Allocation from the United States Government (Federal Art Project) L1943.2.63

Born in Egypt to Italian parents, Guglielmi was essentially raised in an Italian slum in Harlem, New York. His artistic education commenced around 1920, when he began painting classes at the National Academy of Design, and sculpture courses at the Beaux Arts Institute. He also received a fellowship from the Tiffany Foundation, and he held several commercial art jobs. Although his early works were linked with the geometric forms and flat planes of Precisionism, his work after about 1933 focused more on muted colors and the strange special arrangements seen in the works of Surrealist Giorgio de Chirico. For the remainder of his short life, Guglielmi chose to represent ordinary—and often downtrodden—people in impoverished settings. His socially conscious attitude may have drawn him to the Works Progress Administration, for which he worked from 1934-39. Odd Fellows Hall, an eerie streetscape executed in Guglielmi’s characteristic color palette and perspective, was created during the artist’s tenure at the W.P.A.
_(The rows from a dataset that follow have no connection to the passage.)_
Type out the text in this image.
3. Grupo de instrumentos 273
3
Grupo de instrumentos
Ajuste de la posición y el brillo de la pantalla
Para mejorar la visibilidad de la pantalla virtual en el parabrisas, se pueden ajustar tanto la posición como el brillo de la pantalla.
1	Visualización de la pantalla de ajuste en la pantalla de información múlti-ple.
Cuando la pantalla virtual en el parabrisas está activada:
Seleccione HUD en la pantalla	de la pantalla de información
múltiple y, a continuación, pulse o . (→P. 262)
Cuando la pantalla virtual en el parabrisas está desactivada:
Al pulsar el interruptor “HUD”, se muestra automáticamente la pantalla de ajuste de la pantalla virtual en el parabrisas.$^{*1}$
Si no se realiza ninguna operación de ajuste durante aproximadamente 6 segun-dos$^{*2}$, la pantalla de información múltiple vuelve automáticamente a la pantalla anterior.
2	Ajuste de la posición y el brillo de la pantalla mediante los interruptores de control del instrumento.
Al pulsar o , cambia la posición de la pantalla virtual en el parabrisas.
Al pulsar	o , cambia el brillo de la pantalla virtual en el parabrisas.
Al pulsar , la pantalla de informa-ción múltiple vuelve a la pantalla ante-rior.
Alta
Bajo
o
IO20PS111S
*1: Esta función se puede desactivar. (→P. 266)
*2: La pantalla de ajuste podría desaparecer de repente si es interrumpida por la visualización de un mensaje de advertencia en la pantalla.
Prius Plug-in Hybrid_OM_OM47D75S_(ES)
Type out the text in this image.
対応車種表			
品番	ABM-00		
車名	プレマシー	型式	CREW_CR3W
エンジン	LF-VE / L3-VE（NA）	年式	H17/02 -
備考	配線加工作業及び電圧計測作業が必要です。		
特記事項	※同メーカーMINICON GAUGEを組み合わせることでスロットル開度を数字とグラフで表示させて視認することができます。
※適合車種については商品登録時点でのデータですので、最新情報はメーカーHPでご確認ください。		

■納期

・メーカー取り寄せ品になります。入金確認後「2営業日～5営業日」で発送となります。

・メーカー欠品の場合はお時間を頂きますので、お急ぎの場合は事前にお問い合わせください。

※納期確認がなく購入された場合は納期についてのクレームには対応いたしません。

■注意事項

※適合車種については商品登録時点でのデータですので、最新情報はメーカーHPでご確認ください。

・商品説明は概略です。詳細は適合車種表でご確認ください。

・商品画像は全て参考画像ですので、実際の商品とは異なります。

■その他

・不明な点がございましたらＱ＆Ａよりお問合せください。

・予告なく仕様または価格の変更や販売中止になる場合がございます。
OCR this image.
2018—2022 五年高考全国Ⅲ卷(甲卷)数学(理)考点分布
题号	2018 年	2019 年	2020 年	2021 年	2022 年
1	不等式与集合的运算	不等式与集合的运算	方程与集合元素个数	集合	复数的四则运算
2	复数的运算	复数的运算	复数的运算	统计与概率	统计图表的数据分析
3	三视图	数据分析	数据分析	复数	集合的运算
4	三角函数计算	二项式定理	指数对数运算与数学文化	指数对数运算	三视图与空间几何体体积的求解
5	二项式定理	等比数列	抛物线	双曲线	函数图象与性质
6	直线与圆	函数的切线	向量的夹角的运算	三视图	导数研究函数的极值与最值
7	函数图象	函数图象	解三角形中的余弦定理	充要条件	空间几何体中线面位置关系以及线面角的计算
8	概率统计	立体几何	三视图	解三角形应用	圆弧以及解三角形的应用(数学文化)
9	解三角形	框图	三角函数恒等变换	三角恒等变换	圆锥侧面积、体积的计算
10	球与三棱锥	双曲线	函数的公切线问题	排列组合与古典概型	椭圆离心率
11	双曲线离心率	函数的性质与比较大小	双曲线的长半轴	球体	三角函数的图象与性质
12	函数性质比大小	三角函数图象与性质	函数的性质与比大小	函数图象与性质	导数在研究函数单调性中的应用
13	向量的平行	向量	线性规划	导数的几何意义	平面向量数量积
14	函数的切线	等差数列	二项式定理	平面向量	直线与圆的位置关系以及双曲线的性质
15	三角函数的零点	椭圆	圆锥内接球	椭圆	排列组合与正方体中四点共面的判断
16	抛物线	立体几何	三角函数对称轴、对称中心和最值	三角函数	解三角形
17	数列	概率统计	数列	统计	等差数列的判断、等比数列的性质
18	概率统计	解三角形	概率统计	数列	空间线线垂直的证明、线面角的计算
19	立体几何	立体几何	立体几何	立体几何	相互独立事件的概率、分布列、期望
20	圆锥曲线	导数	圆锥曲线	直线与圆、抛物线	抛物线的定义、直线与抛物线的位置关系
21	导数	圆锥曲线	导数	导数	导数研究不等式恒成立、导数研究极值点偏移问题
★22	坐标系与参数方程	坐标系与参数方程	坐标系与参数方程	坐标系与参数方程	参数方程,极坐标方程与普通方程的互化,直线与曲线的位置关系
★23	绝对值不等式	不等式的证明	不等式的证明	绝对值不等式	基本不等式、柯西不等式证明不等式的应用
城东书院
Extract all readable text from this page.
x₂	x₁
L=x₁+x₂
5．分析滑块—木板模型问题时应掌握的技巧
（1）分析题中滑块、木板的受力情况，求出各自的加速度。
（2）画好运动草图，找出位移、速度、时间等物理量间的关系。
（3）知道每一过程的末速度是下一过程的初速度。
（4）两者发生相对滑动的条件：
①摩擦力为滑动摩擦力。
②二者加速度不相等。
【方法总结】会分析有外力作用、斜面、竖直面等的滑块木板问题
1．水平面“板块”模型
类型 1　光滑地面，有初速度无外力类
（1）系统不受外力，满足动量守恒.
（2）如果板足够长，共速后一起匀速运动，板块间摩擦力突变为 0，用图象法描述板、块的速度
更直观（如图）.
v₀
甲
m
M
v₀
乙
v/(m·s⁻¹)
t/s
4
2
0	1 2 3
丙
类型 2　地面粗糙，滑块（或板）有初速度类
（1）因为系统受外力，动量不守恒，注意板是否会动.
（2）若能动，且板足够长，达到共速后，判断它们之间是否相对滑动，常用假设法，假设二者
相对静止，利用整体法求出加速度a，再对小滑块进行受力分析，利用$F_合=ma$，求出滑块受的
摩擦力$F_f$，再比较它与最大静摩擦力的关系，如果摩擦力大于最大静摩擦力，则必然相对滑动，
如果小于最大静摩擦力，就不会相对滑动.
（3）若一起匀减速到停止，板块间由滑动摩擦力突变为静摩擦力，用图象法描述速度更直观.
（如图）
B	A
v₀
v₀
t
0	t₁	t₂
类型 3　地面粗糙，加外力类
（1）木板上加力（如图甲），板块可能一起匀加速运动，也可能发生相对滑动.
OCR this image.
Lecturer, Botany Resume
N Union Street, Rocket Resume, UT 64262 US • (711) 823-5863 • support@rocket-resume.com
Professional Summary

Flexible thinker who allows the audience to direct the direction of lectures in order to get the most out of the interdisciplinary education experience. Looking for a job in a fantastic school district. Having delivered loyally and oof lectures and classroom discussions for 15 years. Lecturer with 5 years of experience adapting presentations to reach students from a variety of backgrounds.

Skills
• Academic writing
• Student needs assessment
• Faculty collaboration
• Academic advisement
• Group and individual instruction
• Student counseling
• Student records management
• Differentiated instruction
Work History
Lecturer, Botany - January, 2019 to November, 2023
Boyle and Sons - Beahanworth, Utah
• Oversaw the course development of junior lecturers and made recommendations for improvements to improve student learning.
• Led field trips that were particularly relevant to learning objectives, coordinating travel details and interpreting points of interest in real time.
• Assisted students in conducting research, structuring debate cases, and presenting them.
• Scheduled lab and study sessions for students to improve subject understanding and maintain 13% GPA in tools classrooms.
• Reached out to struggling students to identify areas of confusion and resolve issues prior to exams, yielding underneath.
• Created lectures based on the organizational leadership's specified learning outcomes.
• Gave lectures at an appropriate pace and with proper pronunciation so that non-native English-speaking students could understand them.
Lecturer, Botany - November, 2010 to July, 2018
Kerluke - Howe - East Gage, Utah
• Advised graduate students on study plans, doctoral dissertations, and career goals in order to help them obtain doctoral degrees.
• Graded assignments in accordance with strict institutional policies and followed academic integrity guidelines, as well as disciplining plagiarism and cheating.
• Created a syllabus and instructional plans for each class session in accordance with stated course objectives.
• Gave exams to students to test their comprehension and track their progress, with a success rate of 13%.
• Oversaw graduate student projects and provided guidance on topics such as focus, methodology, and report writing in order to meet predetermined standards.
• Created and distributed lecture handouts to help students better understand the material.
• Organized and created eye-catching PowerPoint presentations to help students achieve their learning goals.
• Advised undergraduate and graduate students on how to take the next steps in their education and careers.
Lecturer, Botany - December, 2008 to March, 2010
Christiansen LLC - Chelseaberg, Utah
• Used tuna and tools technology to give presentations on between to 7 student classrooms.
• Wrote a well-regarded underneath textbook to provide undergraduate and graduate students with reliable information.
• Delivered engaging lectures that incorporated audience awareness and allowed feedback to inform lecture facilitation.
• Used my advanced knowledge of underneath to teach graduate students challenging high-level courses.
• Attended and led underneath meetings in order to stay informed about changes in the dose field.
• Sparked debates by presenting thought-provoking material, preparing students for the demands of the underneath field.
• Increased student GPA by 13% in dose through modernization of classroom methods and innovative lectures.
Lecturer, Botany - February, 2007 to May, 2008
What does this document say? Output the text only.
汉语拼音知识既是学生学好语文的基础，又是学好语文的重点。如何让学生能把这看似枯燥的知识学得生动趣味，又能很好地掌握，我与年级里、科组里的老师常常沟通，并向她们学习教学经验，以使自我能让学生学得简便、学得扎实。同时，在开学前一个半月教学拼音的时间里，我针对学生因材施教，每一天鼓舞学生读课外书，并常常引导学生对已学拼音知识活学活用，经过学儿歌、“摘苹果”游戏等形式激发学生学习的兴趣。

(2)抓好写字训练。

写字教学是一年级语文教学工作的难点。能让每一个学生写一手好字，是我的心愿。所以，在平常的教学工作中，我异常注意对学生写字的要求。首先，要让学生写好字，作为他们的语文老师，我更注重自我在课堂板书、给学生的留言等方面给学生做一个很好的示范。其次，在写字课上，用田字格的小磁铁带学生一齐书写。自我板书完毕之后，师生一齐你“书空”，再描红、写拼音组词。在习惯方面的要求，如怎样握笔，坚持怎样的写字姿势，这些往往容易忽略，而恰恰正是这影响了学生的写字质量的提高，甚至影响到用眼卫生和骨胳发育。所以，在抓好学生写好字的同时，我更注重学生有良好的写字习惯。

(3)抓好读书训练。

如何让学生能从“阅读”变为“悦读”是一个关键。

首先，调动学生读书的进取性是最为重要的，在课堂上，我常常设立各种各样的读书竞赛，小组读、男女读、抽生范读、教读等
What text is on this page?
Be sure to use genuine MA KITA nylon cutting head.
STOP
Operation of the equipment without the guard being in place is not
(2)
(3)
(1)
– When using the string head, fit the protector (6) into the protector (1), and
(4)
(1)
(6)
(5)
The W.P.A. was a government funded arts program established to provide economic relief to Americans suffering through the Great Depression. The organization, with projects geared toward visual and performing artists and writers, aimed to combine the creativity of artists with the values of the American people. The Federal Art Project (F.A.P.) was a division of the W.P.A. that employed painters and muralists, printmakers and sculptors, teachers and models. From 1935 through the mid-1940s, the F.A.P. created over 5,000 jobs for artists throughout the country who, in turn, produced over 225,000 works of art for the American people. Receiving a stipend between $23.00 and $35.00 per week, participating artists, who included Guglielmi, Ben Shahn, and Mitchell Siporin, were often commissioned to complete mural projects for public spaces such as post offices, libraries, and hospitals across the country. The University of Kentucky, for example, preserves a striking mural depicting the history of Lexington by W.P.A. artist Ann Rice O’Hanlon in Memorial Hall.